Veterans Programs Get Boost from House Panels

Associated Press

June 13, 2008 – Two House panels on Thursday approved remarkably generous spending bills for the upcoming budget year, awarding veterans programs with record increases and restoring proposed cuts to local law enforcement subsidies.

Veterans programs would receive a 12 percent increase under a bill unanimously approved by a House Appropriations subcommittee, including funding to reduce enrollment backlogs, improve mental health care and fix up aging facilities. It adds $1.1 billion above President Bush’s budget to expand six Veterans Administration hospitals, as well as 145 less-ambitious construction projects.

A second measure, funding the Commerce and Justice departments, NASA and science and “competitiveness” programs, would provide increases averaging almost 9 percent over current funding.

Even so, Democrats rejected a last-minute $540 million administration request to fix major problems with the 2010 Census.

The two bills face an uncertain future as election-year politics are likely to grind Congress’ annual appropriations process to a halt. Bush is likely to threaten vetoes of both bills as too costly, and Democrats want to avoid such a confrontation.

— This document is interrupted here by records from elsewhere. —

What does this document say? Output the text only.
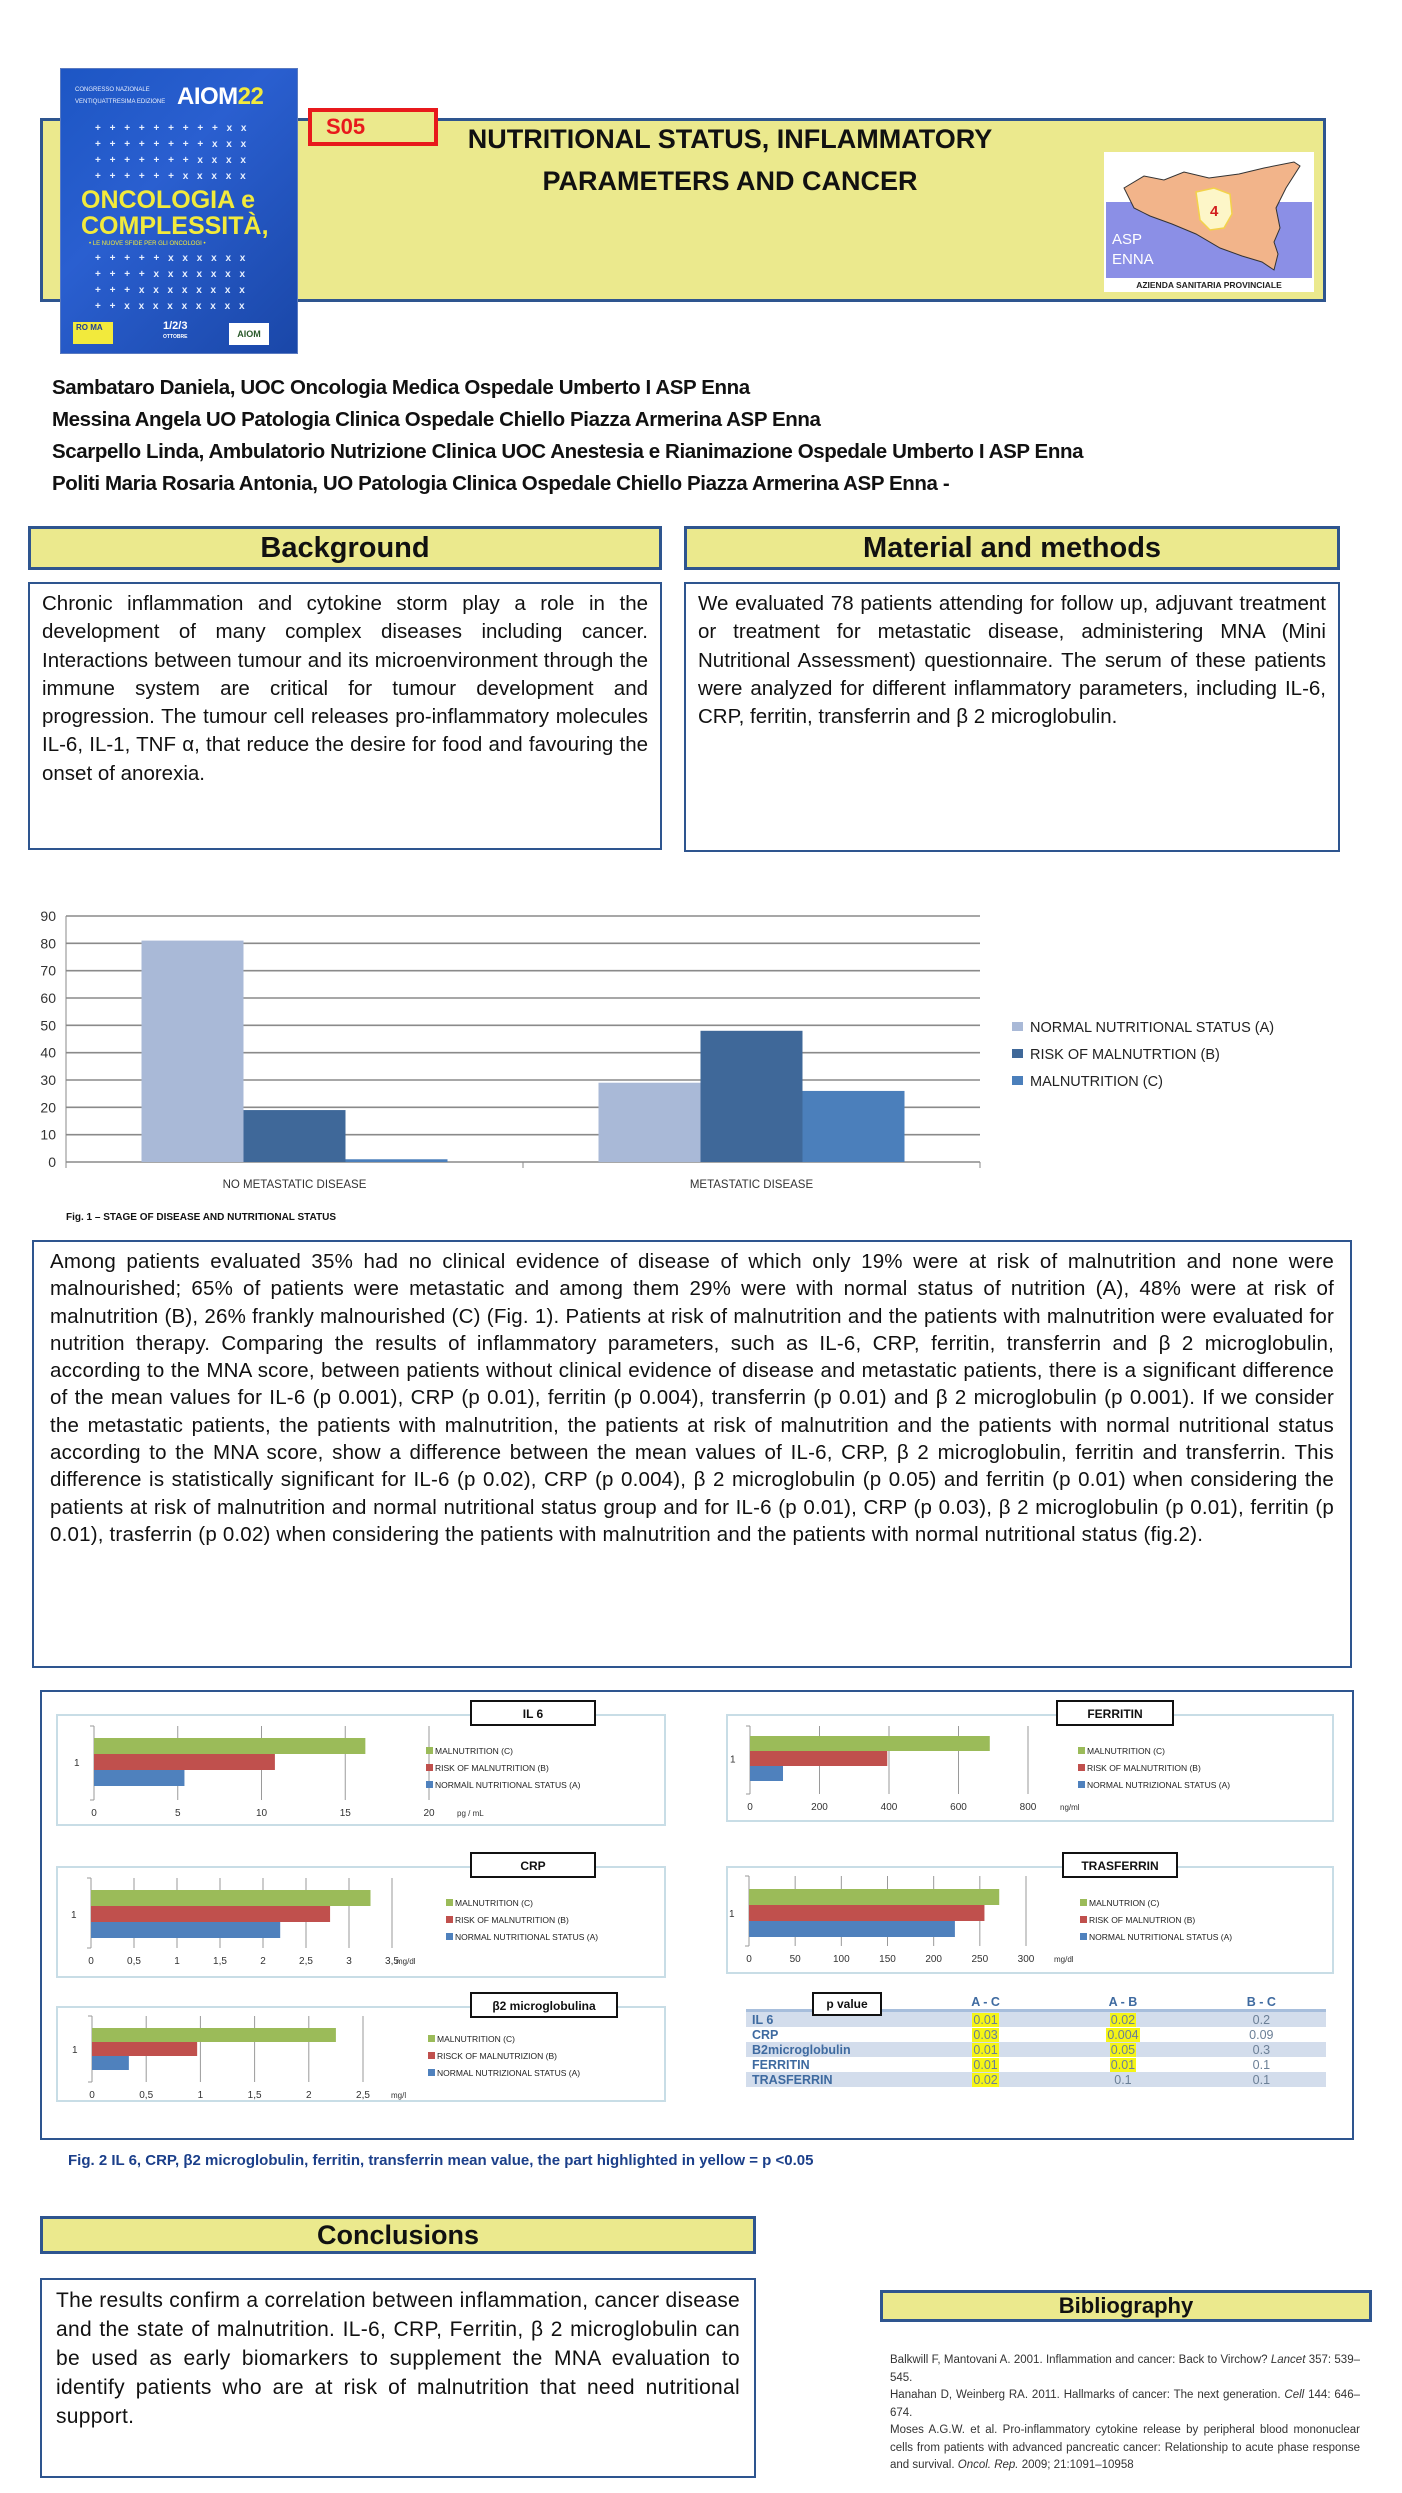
CONGRESSO NAZIONALE
VENTIQUATTRESIMA EDIZIONE AIOM22
+ + + + + + + + + x x
+ + + + + + + + x x x
+ + + + + + + x x x x
+ + + + + + x x x x x
ONCOLOGIA e
COMPLESSITÀ,
• LE NUOVE SFIDE PER GLI ONCOLOGI •
+ + + + + x x x x x x
+ + + + x x x x x x x
+ + + x x x x x x x x
+ + x x x x x x x x x
RO MA	1/2/3
OTTOBRE	AIOM
S05	NUTRITIONAL STATUS, INFLAMMATORY
PARAMETERS AND CANCER
4
ASP
ENNA
AZIENDA SANITARIA PROVINCIALE
Sambataro Daniela, UOC Oncologia Medica Ospedale Umberto I ASP Enna
Messina Angela UO Patologia Clinica Ospedale Chiello Piazza Armerina ASP Enna
Scarpello Linda, Ambulatorio Nutrizione Clinica UOC Anestesia e Rianimazione Ospedale Umberto I ASP Enna
Politi Maria Rosaria Antonia, UO Patologia Clinica Ospedale Chiello Piazza Armerina ASP Enna -
Background	Material and methods
Chronic inflammation and cytokine storm play a role in the development of many complex diseases including cancer. Interactions between tumour and its microenvironment through the immune system are critical for tumour development and progression. The tumour cell releases pro-inflammatory molecules IL-6, IL-1, TNF α, that reduce the desire for food and favouring the onset of anorexia.
We evaluated 78 patients attending for follow up, adjuvant treatment or treatment for metastatic disease, administering MNA (Mini Nutritional Assessment) questionnaire. The serum of these patients were analyzed for different inflammatory parameters, including IL-6, CRP, ferritin, transferrin and β 2 microglobulin.
0
10
20
30
40
50
60
70
80
90
NO METASTATIC DISEASE	METASTATIC DISEASE
NORMAL NUTRITIONAL STATUS (A)
RISK OF MALNUTRTION (B)
MALNUTRITION (C)
Fig. 1 – STAGE OF DISEASE AND NUTRITIONAL STATUS
Among patients evaluated 35% had no clinical evidence of disease of which only 19% were at risk of malnutrition and none were malnourished; 65% of patients were metastatic and among them 29% were with normal status of nutrition (A), 48% were at risk of malnutrition (B), 26% frankly malnourished (C) (Fig. 1). Patients at risk of malnutrition and the patients with malnutrition were evaluated for nutrition therapy. Comparing the results of inflammatory parameters, such as IL-6, CRP, ferritin, transferrin and β 2 microglobulin, according to the MNA score, between patients without clinical evidence of disease and metastatic patients, there is a significant difference of the mean values for IL-6 (p 0.001), CRP (p 0.01), ferritin (p 0.004), transferrin (p 0.01) and β 2 microglobulin (p 0.001). If we consider the metastatic patients, the patients with malnutrition, the patients at risk of malnutrition and the patients with normal nutritional status according to the MNA score, show a difference between the mean values of IL-6, CRP, β 2 microglobulin, ferritin and transferrin. This difference is statistically significant for IL-6 (p 0.02), CRP (p 0.004), β 2 microglobulin (p 0.05) and ferritin (p 0.01) when considering the patients at risk of malnutrition and normal nutritional status group and for IL-6 (p 0.01), CRP (p 0.03), β 2 microglobulin (p 0.01), ferritin (p 0.01), trasferrin (p 0.02) when considering the patients with malnutrition and the patients with normal nutritional status (fig.2).
0	5	10	15	20
1
pg / mL
MALNUTRITION (C)
RISK OF MALNUTRITION (B)
NORMAİL NUTRITIONAL STATUS (A)
IL 6
0	200	400	600	800
1
ng/ml
MALNUTRITION (C)
RISK OF MALNUTRITION (B)
NORMAL NUTRIZIONAL STATUS (A)
FERRITIN
0	0,5	1	1,5	2	2,5	3	3,5
1
mg/dl
MALNUTRITION (C)
RISK OF MALNUTRITION (B)
NORMAL NUTRITIONAL STATUS (A)
CRP
0	50	100	150	200	250	300
1
mg/dl
MALNUTRION (C)
RISK OF MALNUTRION (B)
NORMAL NUTRITIONAL STATUS (A)
TRASFERRIN
0	0,5	1	1,5	2	2,5
1
mg/l
MALNUTRITION (C)
RISCK OF MALNUTRIZION (B)
NORMAL NUTRIZIONAL STATUS (A)
β2 microglobulina
		A - C	A - B	B - C
IL 6	0.01	0.02	0.2
CRP	0.03	0.004	0.09
B2microglobulin	0.01	0.05	0.3
FERRITIN	0.01	0.01	0.1
TRASFERRIN	0.02	0.1	0.1
p value
Fig. 2 IL 6, CRP, β2 microglobulin, ferritin, transferrin mean value, the part highlighted in yellow = p <0.05
Conclusions
The results confirm a correlation between inflammation, cancer disease and the state of malnutrition. IL-6, CRP, Ferritin, β 2 microglobulin can be used as early biomarkers to supplement the MNA evaluation to identify patients who are at risk of malnutrition that need nutritional support.
Bibliography
Balkwill F, Mantovani A. 2001. Inflammation and cancer: Back to Virchow? Lancet 357: 539–545.
Hanahan D, Weinberg RA. 2011. Hallmarks of cancer: The next generation. Cell 144: 646–674.
Moses A.G.W. et al. Pro-inflammatory cytokine release by peripheral blood mononuclear cells from patients with advanced pancreatic cancer: Relationship to acute phase response and survival. Oncol. Rep. 2009; 21:1091–10958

While lawmakers in both parties supported the bills, Republicans grumbled that that Democrats were showering virtually every program with increases.

“This legislation does nothing to rein in federal spending,” said Rep. Jerry Lewis, R-Calif. “Tough budgetary choices must be made. Trying to please everyone by fully funding every program is something we simply cannot afford to do.”

Subcommittee Chairman Alan Mollohan, D-W.Va., acknowledged that it looked like his panel was “swimming in cash” with a $5 billion increase over current spending, but he said much of the increase was due to rejecting cuts to state and local law enforcement grants.

Rep. Rodney Frelinghuysen, R-N.J., said the big increases for domestic programs allowed lawmakers to “avoid making tough but necessary decisions to maintain fiscal discipline.”

Under congressional Democrats’ recently adopted budget blueprint, non-defense programs funded by Congress each year would receive $24 billion more than current levels.

Appropriations Committee Chairman David Obey, D-Wis., is also shifting billions of dollars billion from Bush’s record-setting Pentagon budget to domestic programs such as education and health research.

The record $8.8 billion increase over current levels for veterans spending comes on top of major increases in recent years. Congress has increasingly followed the ambitious budget recommendations of a group of veterans service organizations such as Disabled American Veterans.